Suddenly he realized that he had paused in his storytelling. Qumalix was looking at him with questions in her eyes. He made an apology and continued, living the story again as the words passed from his mouth. When he told of the bear’s attack, the people were so quiet, he could hear their breathing. When Biter died, some of the women wept, and men cleared their throats, made remarks about bears in gruff voices, low and soft.
Then the Sea Hunter storyteller rose from his seat and asked if he could tell another story. Yikaas wanted to hear one of Qumalix’s stories, and several of the people in the lodge seemed to feel the same way, for two of the women nodded their heads toward her. But in politeness, Qumalix gave her place to the Sea Hunter storyteller and again translated his words so the River People could understand.
Yikaas sat down in disgust. The man had had his turn. Qumalix deserved her chance. Yikaas’s anger grew as he listened, but dissipated when the Sea Hunter tried to lift his voice to the top of the ulax as Yikaas had, tried to speak in various voices and so become animal, woman, or man. He was not good at it, and some of the people in the back of the ulax began to grumble. Others left, but Yikaas sat very still, listened very hard, and learned how not to tell a story.
Finally the man was done, and the people, as though speaking in one voice, asked for Qumalix. Yikaas saw the disappointment on the Sea Hunter’s face, and he wondered if he had looked the same way when the people were dissatisfied with him. It was not a good thing for a storyteller to act like a child, pouting over criticism. How better to learn?

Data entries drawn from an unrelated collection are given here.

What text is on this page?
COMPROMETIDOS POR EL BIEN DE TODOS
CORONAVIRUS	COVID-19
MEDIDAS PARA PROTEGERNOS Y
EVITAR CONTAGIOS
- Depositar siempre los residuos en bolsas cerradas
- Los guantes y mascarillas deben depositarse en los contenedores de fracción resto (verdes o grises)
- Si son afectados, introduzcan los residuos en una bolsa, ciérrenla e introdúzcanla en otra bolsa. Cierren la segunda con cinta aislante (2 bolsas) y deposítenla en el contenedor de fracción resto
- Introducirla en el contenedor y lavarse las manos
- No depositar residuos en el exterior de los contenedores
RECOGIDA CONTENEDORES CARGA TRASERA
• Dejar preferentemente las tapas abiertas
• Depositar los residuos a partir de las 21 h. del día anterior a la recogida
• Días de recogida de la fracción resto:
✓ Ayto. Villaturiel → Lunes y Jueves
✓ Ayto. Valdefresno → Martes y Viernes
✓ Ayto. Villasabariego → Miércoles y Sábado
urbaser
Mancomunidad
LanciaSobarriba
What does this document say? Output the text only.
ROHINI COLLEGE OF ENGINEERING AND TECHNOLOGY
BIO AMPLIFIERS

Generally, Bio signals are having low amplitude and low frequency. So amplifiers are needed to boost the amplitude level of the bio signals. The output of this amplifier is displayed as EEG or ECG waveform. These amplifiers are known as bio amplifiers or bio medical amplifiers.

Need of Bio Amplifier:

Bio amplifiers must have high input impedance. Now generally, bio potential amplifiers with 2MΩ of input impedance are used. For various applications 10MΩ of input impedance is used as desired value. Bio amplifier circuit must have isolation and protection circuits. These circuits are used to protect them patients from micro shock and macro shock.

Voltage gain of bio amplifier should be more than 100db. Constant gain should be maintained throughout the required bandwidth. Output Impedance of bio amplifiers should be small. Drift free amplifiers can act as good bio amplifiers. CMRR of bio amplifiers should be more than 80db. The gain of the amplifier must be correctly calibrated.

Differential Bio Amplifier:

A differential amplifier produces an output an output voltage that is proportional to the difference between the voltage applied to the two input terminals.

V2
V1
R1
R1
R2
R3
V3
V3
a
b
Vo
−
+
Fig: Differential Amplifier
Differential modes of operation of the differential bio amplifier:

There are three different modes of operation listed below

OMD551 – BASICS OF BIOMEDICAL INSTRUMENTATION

Kuy’aa leaned against him, and he thought perhaps that she was weary and wanted to leave. He felt his heart drop in disappointment, but he smiled gently at her and said, “Aunt, are you tired? I will take you to the lodge where you are staying.”
“No, no,” she said impatiently, as though he were a troublesome child. “What storyteller gets tired listening to others’ tales?” Then she added, “You did a good job. I was proud of you. You see that Sea Hunter storyteller?” She tilted her head toward the man and lowered her voice to whisper, “He’s jealous. He knows your story was better than his.”
“His hunting stories were good,” Yikaas said.
“Of course they were. When he told them, he was thinking more about the stories than himself. The second time he spoke, he was thinking about himself, and about you and about who was best.
“When a storyteller pushes himself forward like that, above what he is saying, then the story no longer lives. It is only told.”
It was wise advice, as was nearly everything Kuy’aa told him, and Yikaas opened his mouth to thank her, but she lifted fingers to her lips and nodded toward Qumalix.